Reader Jon Chorney has some additional thoughts regarding a potential factor that I had failed to address, namely the legal complications posed by hosted services. Chorney writes:

When the case involving the police department and the officers' expectation of privacy appeared, I was still working as a sysadmin at an accounting firm and was considering outsourcing our e-mail system. This case is what removed any doubts I had about keeping things in house.

You see, when a company hosts its own messaging servers, there is no question of enforcing any properly promulgated policies regarding usage of the system. Privacy is a matter of policy: If I as the employer say there can be no expectation of privacy using my own system, there isn't any.

However, if, as in the case at hand, I have contracted with an outside service to provide communication services, things get a lot more complicated. Apparently, even though I, as employer, have contracted with the service provider, there are very real questions as to whether the provider can give me messages that are not between my employees without infringing on their privacy.

This is, of course, disastrous.

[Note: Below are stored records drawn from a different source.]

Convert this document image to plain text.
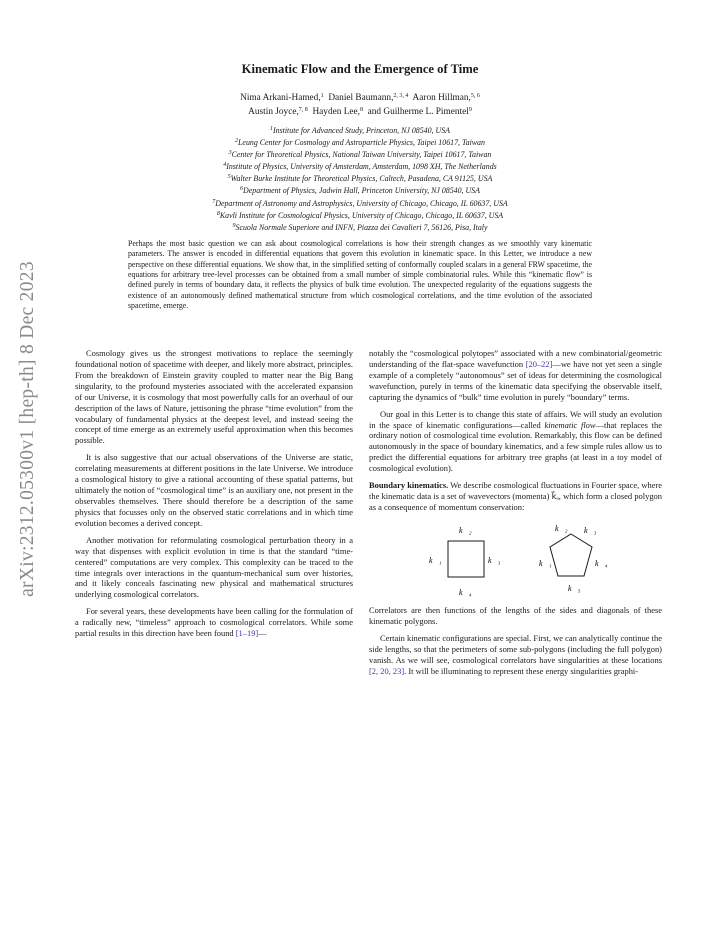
arXiv:2312.05300v1 [hep-th] 8 Dec 2023
Kinematic Flow and the Emergence of Time
Nima Arkani-Hamed,$^1$ Daniel Baumann,$^{2, 3, 4}$ Aaron Hillman,$^{5, 6}$
Austin Joyce,$^{7, 8}$ Hayden Lee,$^8$ and Guilherme L. Pimentel$^9$
$^1$Institute for Advanced Study, Princeton, NJ 08540, USA
$^2$Leung Center for Cosmology and Astroparticle Physics, Taipei 10617, Taiwan
$^3$Center for Theoretical Physics, National Taiwan University, Taipei 10617, Taiwan
$^4$Institute of Physics, University of Amsterdam, Amsterdam, 1098 XH, The Netherlands
$^5$Walter Burke Institute for Theoretical Physics, Caltech, Pasadena, CA 91125, USA
$^6$Department of Physics, Jadwin Hall, Princeton University, NJ 08540, USA
$^7$Department of Astronomy and Astrophysics, University of Chicago, Chicago, IL 60637, USA
$^8$Kavli Institute for Cosmological Physics, University of Chicago, Chicago, IL 60637, USA
$^9$Scuola Normale Superiore and INFN, Piazza dei Cavalieri 7, 56126, Pisa, Italy
Perhaps the most basic question we can ask about cosmological correlations is how their strength changes as we smoothly vary kinematic parameters. The answer is encoded in differential equations that govern this evolution in kinematic space. In this Letter, we introduce a new perspective on these differential equations. We show that, in the simplified setting of conformally coupled scalars in a general FRW spacetime, the equations for arbitrary tree-level processes can be obtained from a small number of simple combinatorial rules. While this “kinematic flow” is defined purely in terms of boundary data, it reflects the physics of bulk time evolution. The unexpected regularity of the equations suggests the existence of an autonomously defined mathematical structure from which cosmological correlations, and the time evolution of the associated spacetime, emerge.

Cosmology gives us the strongest motivations to replace the seemingly foundational notion of spacetime with deeper, and likely more abstract, principles. From the breakdown of Einstein gravity coupled to matter near the Big Bang singularity, to the profound mysteries associated with the accelerated expansion of our Universe, it is cosmology that most powerfully calls for an overhaul of our description of the laws of Nature, jettisoning the phrase “time evolution” from the vocabulary of fundamental physics at the deepest level, and instead seeing the concept of time emerge as an extremely useful approximation when this becomes possible.

It is also suggestive that our actual observations of the Universe are static, correlating measurements at different positions in the late Universe. We introduce a cosmological history to give a rational accounting of these spatial patterns, but ultimately the notion of “cosmological time” is an auxiliary one, not present in the observables themselves. There should therefore be a description of the same physics that focusses only on the observed static correlations and in which time evolution becomes a derived concept.

Another motivation for reformulating cosmological perturbation theory in a way that dispenses with explicit evolution in time is that the standard “time-centered” computations are very complex. This complexity can be traced to the time integrals over interactions in the quantum-mechanical sum over histories, and it likely conceals fascinating new physical and mathematical structures underlying cosmological correlators.

For several years, these developments have been calling for the formulation of a radically new, “timeless” approach to cosmological correlators. While some partial results in this direction have been found [1–19]—

notably the “cosmological polytopes” associated with a new combinatorial/geometric understanding of the flat-space wavefunction [20–22]—we have not yet seen a single example of a completely “autonomous” set of ideas for determining the cosmological wavefunction, purely in terms of the kinematic data specifying the observable itself, capturing the dynamics of “bulk” time evolution in purely “boundary” terms.

Our goal in this Letter is to change this state of affairs. We will study an evolution in the space of kinematic configurations—called kinematic flow—that replaces the ordinary notion of cosmological time evolution. Remarkably, this flow can be defined autonomously in the space of boundary kinematics, and a few simple rules allow us to predict the differential equations for arbitrary tree graphs (at least in a toy model of cosmological evolution).

Boundary kinematics. We describe cosmological fluctuations in Fourier space, where the kinematic data is a set of wavevectors (momenta) k⃗ₐ, which form a closed polygon as a consequence of momentum conservation:

k⃗₂
k⃗₁	k⃗₃
k⃗₄
k⃗₂ k⃗₃
k⃗₁	k⃗₄
k⃗₅

Correlators are then functions of the lengths of the sides and diagonals of these kinematic polygons.

Certain kinematic configurations are special. First, we can analytically continue the side lengths, so that the perimeters of some sub-polygons (including the full polygon) vanish. As we will see, cosmological correlators have singularities at these locations [2, 20, 23]. It will be illuminating to represent these energy singularities graphi-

If upheld, it would mean that if my company used Google (or my ISP) to host my messaging functions, any of my employees could, with impunity, ignore any policies concerning electronic communication I had so long as they were communicating with someone outside my firm.

As of the moment, as I understand it, you can only be sure of a legal right to access employee messages if you host the server yourself.

Fortunately, I retired last year and so it's not my problem. However, I do have sympathy for those who will encounter the unintended consequences of what seemed like a good idea at the time.

It will be interesting to see what role, if any, these considerations have in the court's ruling.